In 2015, the court directed that municipalities revise their housing elements and fair share plans “with good faith” and with “reasonable speed.” In re: N.J.A.C. 5:96 & 5:97, 221 N.J. 1, 33 (2015). Now, four and a half years later, the question of what constitutes “good faith” in these constitutional compliance cases is paramount, as the trial courts are now faced with whether a municipality’s housing element and fair share plan are consistent with the Mount Laurel obligations.
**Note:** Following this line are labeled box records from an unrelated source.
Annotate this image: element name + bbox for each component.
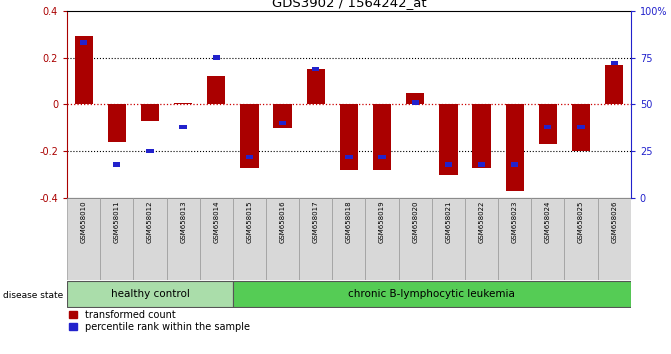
Bar [141, 104, 159, 121]
Bar [100, 198, 134, 280]
Text: GSM658020: GSM658020 [412, 201, 418, 243]
Bar [572, 104, 590, 152]
Bar [332, 198, 366, 280]
Bar [213, 56, 220, 59]
Title: GDS3902 / 1564242_at: GDS3902 / 1564242_at [272, 0, 426, 10]
Bar [266, 198, 299, 280]
Bar [146, 149, 154, 153]
Bar [108, 104, 126, 142]
Bar [539, 104, 557, 144]
Bar [378, 155, 386, 159]
Bar [577, 125, 584, 129]
Bar [445, 162, 452, 167]
Bar [432, 198, 465, 280]
Text: GSM658012: GSM658012 [147, 201, 153, 243]
Text: GSM658013: GSM658013 [180, 201, 186, 243]
Text: GSM658021: GSM658021 [446, 201, 452, 243]
Bar [373, 104, 391, 170]
Text: GSM658014: GSM658014 [213, 201, 219, 243]
Text: GSM658023: GSM658023 [512, 201, 518, 243]
Text: GSM658022: GSM658022 [478, 201, 484, 243]
Text: GSM658015: GSM658015 [246, 201, 252, 243]
Bar [605, 64, 623, 104]
Bar [200, 198, 233, 280]
Text: GSM658024: GSM658024 [545, 201, 551, 243]
Bar [598, 198, 631, 280]
Bar [74, 36, 93, 104]
Bar [174, 103, 193, 104]
Text: GSM658019: GSM658019 [379, 201, 385, 243]
Bar [299, 198, 332, 280]
Bar [307, 69, 325, 104]
Bar [564, 198, 598, 280]
Bar [399, 198, 432, 280]
Bar [531, 198, 564, 280]
Bar [498, 198, 531, 280]
Bar [440, 104, 458, 175]
Bar [240, 104, 258, 168]
Bar [113, 162, 121, 167]
Text: disease state: disease state [3, 291, 64, 300]
Text: GSM658018: GSM658018 [346, 201, 352, 243]
Bar [207, 76, 225, 104]
Bar [80, 40, 87, 45]
Bar [274, 104, 292, 128]
Legend: transformed count, percentile rank within the sample: transformed count, percentile rank withi… [68, 309, 250, 333]
Text: GSM658025: GSM658025 [578, 201, 584, 243]
Bar [134, 198, 166, 280]
Bar [346, 155, 352, 159]
Bar [67, 198, 100, 280]
Bar [478, 162, 485, 167]
Bar [180, 125, 187, 129]
Text: GSM658011: GSM658011 [114, 201, 120, 243]
Bar [67, 281, 233, 307]
Bar [465, 198, 498, 280]
Text: GSM658010: GSM658010 [81, 201, 87, 243]
Text: healthy control: healthy control [111, 289, 189, 299]
Bar [406, 93, 424, 104]
Bar [166, 198, 200, 280]
Bar [340, 104, 358, 170]
Bar [312, 67, 319, 71]
Bar [511, 162, 518, 167]
Bar [505, 104, 524, 191]
Bar [366, 198, 399, 280]
Bar [472, 104, 491, 168]
Bar [246, 155, 253, 159]
Bar [233, 281, 631, 307]
Text: GSM658026: GSM658026 [611, 201, 617, 243]
Text: GSM658016: GSM658016 [280, 201, 286, 243]
Bar [611, 61, 618, 65]
Bar [544, 125, 552, 129]
Bar [233, 198, 266, 280]
Text: chronic B-lymphocytic leukemia: chronic B-lymphocytic leukemia [348, 289, 515, 299]
Bar [279, 121, 287, 125]
Bar [411, 101, 419, 105]
Text: GSM658017: GSM658017 [313, 201, 319, 243]
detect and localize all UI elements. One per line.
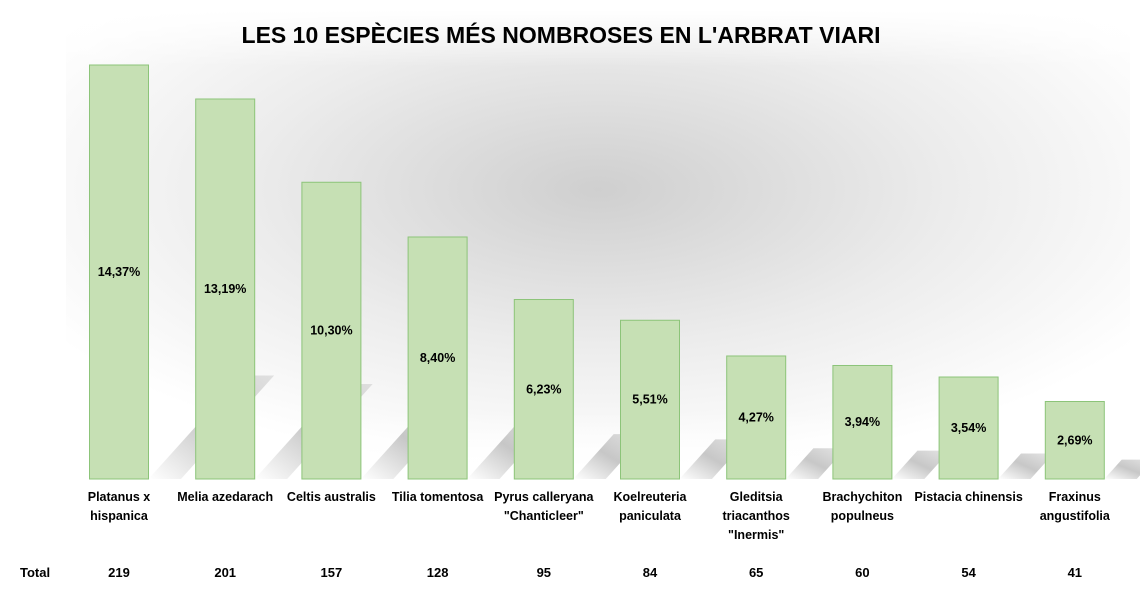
category-label: Fraxinus angustifolia (1040, 490, 1111, 523)
bar-shadow (1104, 459, 1140, 479)
category-label: Pyrus calleryana "Chanticleer" (494, 490, 594, 523)
total-value: 60 (855, 565, 869, 580)
total-value: 54 (961, 565, 976, 580)
data-label: 13,19% (204, 282, 246, 296)
data-labels: 14,37% 13,19% 10,30% 8,40% 6,23% 5,51% 4,27% 3,… (98, 265, 1093, 447)
data-label: 10,30% (310, 324, 352, 338)
category-label: Pistacia chinensis (914, 490, 1022, 504)
data-label: 3,54% (951, 421, 986, 435)
category-label: Brachychiton populneus (822, 490, 902, 523)
total-value: 95 (537, 565, 551, 580)
data-label: 6,23% (526, 382, 561, 396)
total-value: 219 (108, 565, 130, 580)
data-label: 3,94% (845, 415, 880, 429)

The recent trial court decision in In re Englewood Cliffs, as well as the 2016 decision from Judge Wolfson in In the Matter of the Application of South Brunswick, both demonstrate what steps are necessary to establish “good faith” in these cases.

Of the 300-plus declaratory judgment actions commenced in the wake of the Supreme Court’s decision in In re: N.J.A.C. 5:96 & 5:97, 221 N.J. 1 (2015), many have now settled, or are in the process of settling. The result of this process will be measured by the construction of actual housing, rather than any singular article. The court created a new process for addressing compliance with the Mount Laurel doctrine by sending these matters back to the courts to serve in the stead of the moribund Council on Affordable Housing (COAH). However, through this new process, courts have had the opportunity to clarify and establish the outer bounds of what the courts have envisioned as moving forward and creating housing elements “with good faith.”